What You Need to Know About Online Competitions and Prizes
Posted on: 8th June 2014
Here is a basic guide on the rules and regulations of online competitions in Australia. Read on to find out about it.
- Competitions and Consumer Rights Businesses these days engage in online competition services for different reasons: promote their products and/or services, ensure the loyalty of existing customers, widen clientele range, and strengthen their brand, to name a few. But running an online competition is a serious matter. Organizers or promoters must adhere to the rules and regulations set by specific states in Australia in order to protect the rights of the consumers and ensure fair play throughout the competition. Marketing managers of companies must ensure that they have followed the terms of conditions set by the government body of the particular state where they are running the online competition; otherwise, they will face stiff fines or suffer legal consequences. This may hurt their business in the long run. Businesses running online competitions must place the rights of the consumers above all else; meaning, they must declare the actual value of the prize. Furthermore, they must set clear rules on how to enter, qualify and win.
- Online Competition Permits In Australia, different states have different rules and regulations about online competition permits. Most of them do not require businesses to get permits if the online competition is a game of skill type of competition. Needless to say, the type and value of the total prize dictate the need for a permit. Since most online competitions are meant to promote and strengthen the status and/or brand of a business, they are classified as ‘trade promotion lotteries’. Since different states in Australia provide different sets of rules and regulations, you have to always be updated of the variations and/or changes before setting your online competition in motion. This will help you avoid any sort of legal predicament that may affect your promotions as well as your business.
- Chance versus Skill There are two general classifications for online competitions or ‘trade promotion lotteries’: games of chance and games of skill. In games of chance, there is a random element which means the name of the winner or winners will be drawn at random. The entrant does not have any control for the outcome. In games of skill, there is no random element which means the entrants must follow specific instructions that would test their skills, knowledge or expertise about a particular subject matter. A group of judges would determine the qualified entrants for the winning prize and select the best from among these qualified entrants. The entrant, therefore, can control the type or quality of his/her answer or performance in order to maximise his/her chances of winning. An example of a game of skill is answering a question using 25 words or less. There is no one definite answer to these types of competitions to avoid having to select more than one winner and having the winners split the prize value equally among themselves.

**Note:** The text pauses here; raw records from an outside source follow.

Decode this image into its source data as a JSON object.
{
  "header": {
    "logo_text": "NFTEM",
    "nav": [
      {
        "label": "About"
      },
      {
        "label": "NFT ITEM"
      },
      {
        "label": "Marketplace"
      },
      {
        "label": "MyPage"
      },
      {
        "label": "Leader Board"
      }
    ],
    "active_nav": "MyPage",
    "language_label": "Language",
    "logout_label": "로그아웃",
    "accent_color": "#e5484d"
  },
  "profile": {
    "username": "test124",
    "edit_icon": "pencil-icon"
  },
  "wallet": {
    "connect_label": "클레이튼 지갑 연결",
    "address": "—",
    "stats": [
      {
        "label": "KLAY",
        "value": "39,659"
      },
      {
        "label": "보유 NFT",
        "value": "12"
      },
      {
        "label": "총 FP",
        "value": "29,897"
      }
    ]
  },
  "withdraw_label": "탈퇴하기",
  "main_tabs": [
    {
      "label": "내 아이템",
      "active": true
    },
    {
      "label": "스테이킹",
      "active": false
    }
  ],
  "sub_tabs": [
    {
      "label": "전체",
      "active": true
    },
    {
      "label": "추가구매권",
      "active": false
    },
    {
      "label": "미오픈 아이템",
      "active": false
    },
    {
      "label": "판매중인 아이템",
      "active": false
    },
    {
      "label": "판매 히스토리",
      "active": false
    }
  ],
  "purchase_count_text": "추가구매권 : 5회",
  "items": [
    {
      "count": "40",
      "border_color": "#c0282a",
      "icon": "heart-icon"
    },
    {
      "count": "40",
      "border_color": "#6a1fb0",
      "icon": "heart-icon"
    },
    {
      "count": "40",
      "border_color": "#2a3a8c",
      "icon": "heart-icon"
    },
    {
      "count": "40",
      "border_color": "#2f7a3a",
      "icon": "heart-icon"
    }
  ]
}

No matter the total prize value, games of chance usually need to have a permit before it can be operated in most states and territories across Australia. If you want to avoid the hassle of securing a permit and/or having to pay for it, then you might want to consider restructuring the format of your online competition so it can be a game of skill type of competition instead. On the other hand, if the online competition provides a prize that is worth higher than $5,000 AUD, then a permit is really necessary before you can start running it.
- Entry Costs Other states may require you to run an online competition that is free for all entrants. There are some who would allow you to only have a specific number of phone calls from entrants. But almost all states and territories allow you to run an online competition where entrants must purchase a particular product or avail a specific service from your business in order to enter or qualify.
- Prioritising Public Interest In all online competitions you are going to run, it is best to ensure that they reflect your desire to prioritise public interest above all else. Otherwise, the state authorities from the Victorian Commission for Gambling Regulation might not grant you a permit and this could hold you back from achieving your business goals. For example, if the online competition requires entrants to engage in activities that would put them at risk, it might be denied of a permit. These may include use of firearms, tobacco and alcoholic beverages as well as engaging in gambling or other dangerous behaviour. Always consider the well-being of the entrants when you run an online competition. This way, you can get a permit and run a successful online campaign which will benefit both the consumers and your business.